Annette Wieviorka s'interroge sur les ressorts de cette foi communiste, simple et sans nuance pour Jeannette Vermeersch, qui reste un peu mystérieuse pour Thorez[5]. Comme le dit Sophie Cœuré, « L'ensemble de l’ouvrage est traversé par l'énigme de l'adhésion au bolchévisme naissant, puis de la fidélité extérieurement inconditionnelle au stalinisme de ce couple qui « fait bloc » »[6].
Réception
Dans le journal Le Monde, Bertrand Le Gendre considère que ce livre est « un ouvrage copieux et précis »[3]. Dominique Vidal estime dans le mensuel Le Monde diplomatique que « le lecteur lira Maurice et Jeannette comme un livre profond, véridique et serein »[12]. Alain Duhamel, dans l'hebdomadaire Le Point, évoque « une grande biographie admirablement informée, constamment vivante, alternant avec naturel anecdotes, précisions et réflexions »[13]. Pierre Haski écrit dans Le Nouvel Obs que l'ouvrage « se lit parfois comme un roman, et même un roman d'amour, mais parfois aussi comme un traité d'histoire avec une plongée minutieuse dans une époque qu'on a peine à imaginer si on est né après la chute du mur de Berlin »[14].
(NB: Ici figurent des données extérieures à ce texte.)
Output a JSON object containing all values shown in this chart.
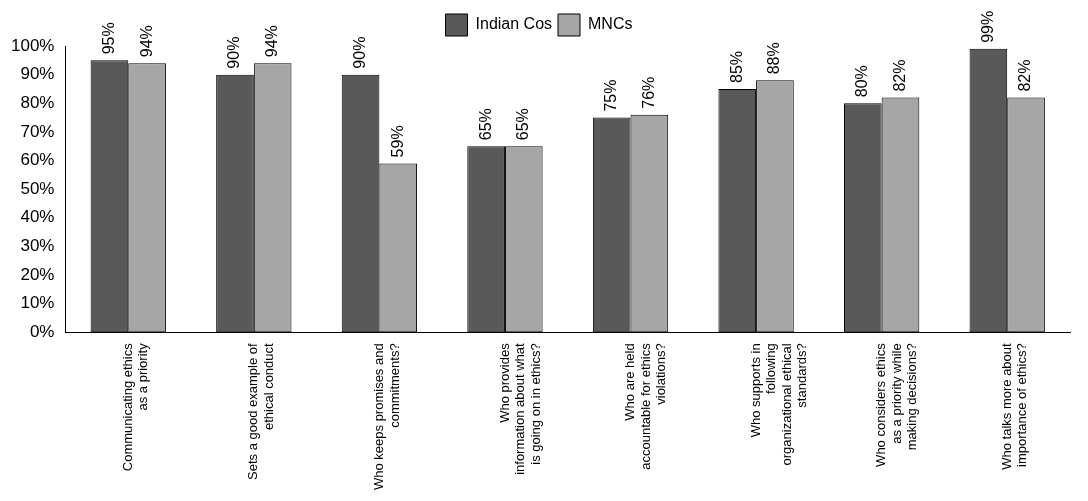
{
  "chart_data": {
    "type": "bar",
    "categories": [
      "Communicating ethics as a priority",
      "Sets a good example of ethical conduct",
      "Who keeps promises and commitments?",
      "Who provides information about what is going on in ethics?",
      "Who are held accountable for ethics violations?",
      "Who supports in following organizational ethical standards?",
      "Who considers ethics as a priority while making decisions?",
      "Who talks more about importance of ethics?"
    ],
    "series": [
      {
        "name": "Indian Cos",
        "color": "#595959",
        "values": [
          95,
          90,
          90,
          65,
          75,
          85,
          80,
          99
        ]
      },
      {
        "name": "MNCs",
        "color": "#a6a6a6",
        "values": [
          94,
          94,
          59,
          65,
          76,
          88,
          82,
          82
        ]
      }
    ],
    "ylim": [
      0,
      100
    ],
    "yticks": [
      {
        "value": 0,
        "label": "0%"
      },
      {
        "value": 10,
        "label": "10%"
      },
      {
        "value": 20,
        "label": "20%"
      },
      {
        "value": 30,
        "label": "30%"
      },
      {
        "value": 40,
        "label": "40%"
      },
      {
        "value": 50,
        "label": "50%"
      },
      {
        "value": 60,
        "label": "60%"
      },
      {
        "value": 70,
        "label": "70%"
      },
      {
        "value": 80,
        "label": "80%"
      },
      {
        "value": 90,
        "label": "90%"
      },
      {
        "value": 100,
        "label": "100%"
      }
    ],
    "value_labels": [
      [
        "95%",
        "90%",
        "90%",
        "65%",
        "75%",
        "85%",
        "80%",
        "99%"
      ],
      [
        "94%",
        "94%",
        "59%",
        "65%",
        "76%",
        "88%",
        "82%",
        "82%"
      ]
    ],
    "grid": false,
    "legend": "top"
  }
}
Dans la revue d'histoire Vingtième Siècle, Jean-Jacques Becker juge que ce livre est un « exceptionnel ouvrage »[2]. À la fin de son compte rendu dans la revue littéraire Revue des Deux Mondes, Daniel Bermond le présente comme une « biographie, irremplaçable par maints aspects »[15]. De même, Romain Ducoulombier affirme sur le site de débats d'idées La Vie des idées que « Sur la vie publique et clandestine de Thorez, tout spécialement après 1939, le livre d’Annette Wieviorka est incontournable »[5]. Pour Guy Bruit, qui fait un compte rendu dans la revue philosophique Raison présente, « c'est un vrai et beau travail d'historienne que nous a offert Annette Wieviorka »[1].
Ce n'est pas l'avis de Stéphane Courtois, qui, dans la revue Commentaire, multiplie les critiques. Pour lui, « L'ouvrage se résume à une vaste compilation » et « Les spécialistes n'apprendront donc à peu près rien d'inédit pour la raison simple qu'Annette Wieviorka n'a pas consulté les archives disponibles à Moscou »[16]. Il l'accuse d'« interprétation apologétique »[17]. Selon lui, « On n'en finirait pas de noter toutes ces entorses à la vérité historique qui font de Maurice et Jeannette, sous des apparences savantes, un ouvrage superficiel qui s'inscrit dans une historiographie franco-française — pour ne pas dire franchouillarde — du PCF »[18].
Prix
- Prix d'Académie 2010, médaille de vermeil[19].